Asociación Internacional de los Trabajadores

Opinión

Por qué no les importa a los trabajadores la reforma laboral

Tenemos de nuevo otra reforma laboral. Como ya es tradicional, el secretismo de las reuniones que llevan a cabo sindicatos, empresarios y administración impide que se puedan formular alegaciones, peticiones, acuerdos o desacuerdos por parte de los representados. Los representantes, ya sean políticos o sindicales, se arrogan todas las capacidades, todas las interpretaciones de la realidad posibles.

Esta forma de impedir la participación de los trabajadores y del conjunto de la población en el debate que debería ser público, obedece a una estrategia entre las tres partes (administración, CEOE, UGT y CCOO) según la cual si se ‘filtra’ lo que se está negociando, se ‘contaminan’ las conversaciones.

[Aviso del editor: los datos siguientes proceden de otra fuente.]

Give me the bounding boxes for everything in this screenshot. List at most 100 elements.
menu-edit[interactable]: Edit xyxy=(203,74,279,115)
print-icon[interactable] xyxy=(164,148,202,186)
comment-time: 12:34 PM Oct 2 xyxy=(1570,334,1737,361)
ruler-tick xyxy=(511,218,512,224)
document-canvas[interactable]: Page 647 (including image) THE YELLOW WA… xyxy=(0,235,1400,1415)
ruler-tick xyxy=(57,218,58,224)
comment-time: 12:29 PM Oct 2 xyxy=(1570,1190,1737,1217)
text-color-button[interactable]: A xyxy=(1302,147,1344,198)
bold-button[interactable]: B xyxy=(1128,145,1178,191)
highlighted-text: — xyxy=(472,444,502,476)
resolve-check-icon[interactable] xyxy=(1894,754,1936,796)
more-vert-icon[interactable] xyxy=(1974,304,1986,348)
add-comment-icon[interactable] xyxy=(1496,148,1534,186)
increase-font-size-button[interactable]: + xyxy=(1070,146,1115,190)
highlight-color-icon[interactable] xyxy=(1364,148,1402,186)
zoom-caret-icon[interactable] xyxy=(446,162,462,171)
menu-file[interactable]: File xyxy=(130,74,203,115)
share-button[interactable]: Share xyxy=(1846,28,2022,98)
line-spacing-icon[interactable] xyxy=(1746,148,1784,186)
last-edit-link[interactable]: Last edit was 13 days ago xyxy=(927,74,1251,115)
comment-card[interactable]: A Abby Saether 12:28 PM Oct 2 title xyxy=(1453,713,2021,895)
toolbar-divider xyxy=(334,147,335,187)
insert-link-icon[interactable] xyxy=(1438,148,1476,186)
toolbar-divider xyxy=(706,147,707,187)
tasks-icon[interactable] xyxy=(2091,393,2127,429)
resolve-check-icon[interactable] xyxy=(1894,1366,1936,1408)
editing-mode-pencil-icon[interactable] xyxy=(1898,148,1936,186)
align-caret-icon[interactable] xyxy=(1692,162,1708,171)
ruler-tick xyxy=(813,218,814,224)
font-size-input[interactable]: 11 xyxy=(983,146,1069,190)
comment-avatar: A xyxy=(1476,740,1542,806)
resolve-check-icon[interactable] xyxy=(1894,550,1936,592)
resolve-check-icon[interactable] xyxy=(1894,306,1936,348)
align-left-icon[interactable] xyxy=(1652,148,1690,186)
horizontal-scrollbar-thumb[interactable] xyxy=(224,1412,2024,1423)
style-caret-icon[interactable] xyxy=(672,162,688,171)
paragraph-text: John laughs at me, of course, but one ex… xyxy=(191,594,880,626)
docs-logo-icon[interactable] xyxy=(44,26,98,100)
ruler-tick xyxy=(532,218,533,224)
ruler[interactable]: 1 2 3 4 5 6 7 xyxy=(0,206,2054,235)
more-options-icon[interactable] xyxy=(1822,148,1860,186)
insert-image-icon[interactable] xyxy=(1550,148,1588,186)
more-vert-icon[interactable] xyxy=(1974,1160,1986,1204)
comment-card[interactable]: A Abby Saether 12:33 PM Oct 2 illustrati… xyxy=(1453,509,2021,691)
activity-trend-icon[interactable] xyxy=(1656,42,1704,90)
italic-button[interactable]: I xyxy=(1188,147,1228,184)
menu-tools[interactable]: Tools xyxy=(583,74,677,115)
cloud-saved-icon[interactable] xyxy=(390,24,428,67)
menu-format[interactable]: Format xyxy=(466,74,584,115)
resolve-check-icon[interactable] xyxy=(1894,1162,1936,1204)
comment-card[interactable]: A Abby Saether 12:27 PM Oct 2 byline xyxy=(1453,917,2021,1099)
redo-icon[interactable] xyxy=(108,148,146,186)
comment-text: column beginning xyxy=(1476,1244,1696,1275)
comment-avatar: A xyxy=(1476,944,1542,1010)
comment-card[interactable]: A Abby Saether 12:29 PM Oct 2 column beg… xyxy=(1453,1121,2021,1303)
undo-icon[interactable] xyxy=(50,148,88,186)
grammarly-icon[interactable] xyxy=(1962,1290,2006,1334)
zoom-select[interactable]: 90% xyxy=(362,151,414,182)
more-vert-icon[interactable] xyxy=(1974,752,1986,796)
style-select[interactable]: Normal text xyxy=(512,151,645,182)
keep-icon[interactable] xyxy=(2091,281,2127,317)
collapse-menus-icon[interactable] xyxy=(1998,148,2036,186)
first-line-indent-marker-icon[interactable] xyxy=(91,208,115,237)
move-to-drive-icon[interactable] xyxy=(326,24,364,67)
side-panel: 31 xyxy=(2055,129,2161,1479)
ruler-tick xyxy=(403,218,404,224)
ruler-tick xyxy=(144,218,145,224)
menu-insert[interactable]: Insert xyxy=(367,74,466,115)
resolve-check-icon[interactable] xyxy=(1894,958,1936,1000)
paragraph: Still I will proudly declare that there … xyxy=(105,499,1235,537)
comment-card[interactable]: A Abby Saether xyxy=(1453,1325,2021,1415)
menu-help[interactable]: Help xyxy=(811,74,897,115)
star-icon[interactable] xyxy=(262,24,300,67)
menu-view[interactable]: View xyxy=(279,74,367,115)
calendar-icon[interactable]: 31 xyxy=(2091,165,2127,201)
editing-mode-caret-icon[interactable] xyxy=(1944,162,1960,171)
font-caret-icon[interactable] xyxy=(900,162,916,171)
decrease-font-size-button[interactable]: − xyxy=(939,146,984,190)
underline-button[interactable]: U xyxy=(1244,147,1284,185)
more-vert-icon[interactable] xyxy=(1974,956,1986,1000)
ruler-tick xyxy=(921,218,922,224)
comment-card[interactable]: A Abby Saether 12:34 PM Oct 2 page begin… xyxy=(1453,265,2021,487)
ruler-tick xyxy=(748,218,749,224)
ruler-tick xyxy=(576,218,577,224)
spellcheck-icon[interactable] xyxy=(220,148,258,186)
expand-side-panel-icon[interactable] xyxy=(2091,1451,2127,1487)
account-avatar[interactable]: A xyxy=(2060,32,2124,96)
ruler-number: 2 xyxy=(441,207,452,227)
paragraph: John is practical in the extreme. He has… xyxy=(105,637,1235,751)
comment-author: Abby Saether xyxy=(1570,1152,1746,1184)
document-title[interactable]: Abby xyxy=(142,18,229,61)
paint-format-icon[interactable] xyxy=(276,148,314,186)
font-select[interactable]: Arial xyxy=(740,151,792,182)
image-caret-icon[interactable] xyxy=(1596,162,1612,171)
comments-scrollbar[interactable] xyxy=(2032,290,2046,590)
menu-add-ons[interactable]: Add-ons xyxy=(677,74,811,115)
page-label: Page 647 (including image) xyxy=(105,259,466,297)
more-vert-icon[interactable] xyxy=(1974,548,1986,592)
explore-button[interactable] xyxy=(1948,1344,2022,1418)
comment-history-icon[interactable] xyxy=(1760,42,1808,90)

Es decir, la auténtica negociación, el verdadero intercambio, no lo que la prensa difunde cuando ya es el texto de un inamovible decreto, sino las transacciones entre los representantes de la patronal y las cúpulas de los sindicatos oficiales son las que deben permanecer en estricto secreto.
Evidentemente, los sindicatos negocian una parte para ellos y otra para nosotros. Por un lado negocian para financiar sus propias estructuras, para conservar su propio poder; ésta es su parte. Por el otro lado, para nosotros, acuerdan que no suban los salarios y que bajen las pensiones, que sigan sin controlarse ni penalizarse los accidentes de trabajo, que en los convenios se desregulen la jornada, el horario y el resto de derechos laborales y encima, intentan hacernos creer que si no es por ellos, estaríamos aún peor.

A mediados o finales de diciembre, los periódicos nos sorprenderán con algunos cambios en los tipos de contrato, reduciendo la indemnización por despido improcedente y aumentando las subvenciones a la contratación, o en las pensiones, quizás aumentando más el número de años necesario para fijar su cuantía, y bajando la cotizaciones empresariales a la seguridad social. Cuando eso ocurra, la indiferencia general será la respuesta. Los comentaristas políticos hablarán del tema según sean sus fidelidades; si son afines al gobierno, en tono de admiración por haber conseguido aunar los intereses de ‘las partes’ y poner las bases del crecimiento económico y la competitividad; si son afines a la oposición, dirán que las reformas son insuficientes, que el crecimiento económico empieza a frenarse; pero todos coincidirán en silenciar sin ningún remordimiento la situación real del trabajo en este país. Todos los que tienen voz estarán de acuerdo en que recortar los derechos de los trabajadores es algo imprescindible para seguir manteniendo los beneficios empresariales. Y también estarán de acuerdo en que es el único camino a seguir. Y por eso tienen voz. Aquellos que nos oponemos, seremos sencillamente ignorados.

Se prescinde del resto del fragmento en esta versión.